Public Health in France: From the Colonies to COVID

This event examines the long and complex history of medical experimentation and testing in Africa during the French colonial era with two leading historians of French colonial public health policy. They will explore the social and scientific history of French vaccine research and testing in Africa and its implications for current vaccine developments. Each speaker will give brief introductory remarks followed by a conversation with moderator Kathryn Kleppinger, Associate Professor of French and Francophone Studies and International Affairs, and author of Branding the Beur Author: Minority Writing and the Media in France, 1983-2013

Libérté or Communauté? Public Health in France and Francophone Africa from Empire to Covid

Jessica Pearson is Assistant Professor of European History at Macalester College. Her research explores the history of European decolonization from a global vantage point. In her first book, The Colonial Politics of Global Health: France and the United Nations in Postwar Africa, Dr. Pearson uses global public health as a lens to explore the clash between internationalism and imperialism in French Africa in the 1940s and 1950s. Currently, Professor Pearson is working on a new book project, entitled “Traveling to the End of Empire: Leisure Tourism in the Era of Decolonization,” which will be a global exploration of tourism and European decolonization in the second half of the twentieth century. She has conducted archival research in Aix-en-Provence, Dakar, London, Nantes, New York, Paris, and Washington D.C. 

Infrastructure and Vaccine Politics: Lessons from Yellow Fever Campaigns in West Africa

Aro Velmet is a historian of modern Europe, with a particular interest in the intersection of technological change and forms of governance, claims about humanitarian development, and global modeling. Dr.
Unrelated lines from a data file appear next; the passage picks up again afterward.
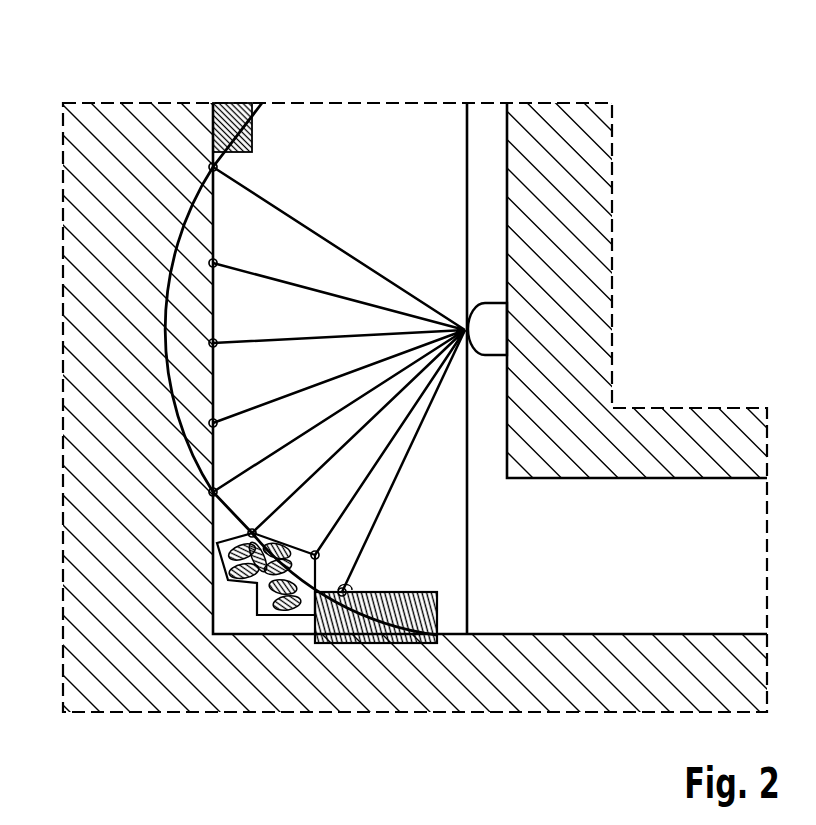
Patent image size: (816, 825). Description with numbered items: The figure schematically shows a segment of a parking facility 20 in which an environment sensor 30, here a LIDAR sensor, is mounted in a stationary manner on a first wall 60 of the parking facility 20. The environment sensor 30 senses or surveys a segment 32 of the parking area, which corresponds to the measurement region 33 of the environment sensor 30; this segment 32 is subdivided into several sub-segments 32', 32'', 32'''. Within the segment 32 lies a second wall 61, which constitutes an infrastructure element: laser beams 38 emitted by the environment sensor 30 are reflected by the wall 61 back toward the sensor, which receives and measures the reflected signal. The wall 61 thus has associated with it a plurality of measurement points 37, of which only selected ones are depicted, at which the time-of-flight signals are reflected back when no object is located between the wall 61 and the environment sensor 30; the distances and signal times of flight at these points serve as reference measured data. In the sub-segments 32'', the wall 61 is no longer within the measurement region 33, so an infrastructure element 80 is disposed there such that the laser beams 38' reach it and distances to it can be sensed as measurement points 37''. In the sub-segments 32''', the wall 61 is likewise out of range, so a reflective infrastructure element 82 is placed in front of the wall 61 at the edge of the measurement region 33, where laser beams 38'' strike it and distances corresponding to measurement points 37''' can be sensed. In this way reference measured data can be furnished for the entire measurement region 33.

The parking facility 20 is at (411, 96).
The environment sensor 30 is at (495, 328).
The segment 32 is at (503, 434).
The sub-segment 32' is at (483, 381).
The sub-segment 32'' is at (487, 485).
The sub-segment 32''' is at (399, 408).
The measurement region 33 is at (256, 103).
The measurement points 37 is at (116, 323).
The measurement points 37'' is at (166, 640).
The measurement points 37''' is at (362, 674).
The laser beams 38 is at (339, 316).
The laser beams 38' is at (357, 442).
The laser beams 38'' is at (403, 461).
The first wall 60 is at (507, 217).
The second wall 61 is at (216, 573).
The infrastructure element 80 is at (278, 615).
The reflective infrastructure element 82 is at (213, 133).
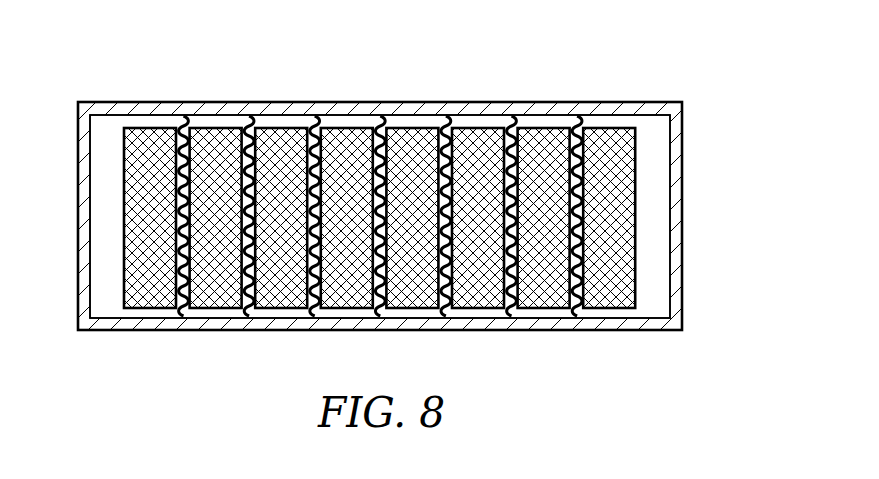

Velmet’s first book, Pasteur’s Empire: Bacteriology and Politics in France, its Colonies and the World looks at how bacteriological research in the early twentieth century came to represent France’s civilizing mission in its colonies and shaped politics in the French empire in fields ranging from labor rights to industrial policy. Dr. Velmet is currently working on the history of cybernetics, data processing, and global development from an Eastern European perspective. Dr. Velmet also maintains an interest in public outreach. He is an editor of the Estonian cultural monthly Vikerkaar, a member of the Eurozine network of European cultural journals. In 2019-2020 he was a fellow at the DemocraCE project at the Res Publica Foundation in Poland.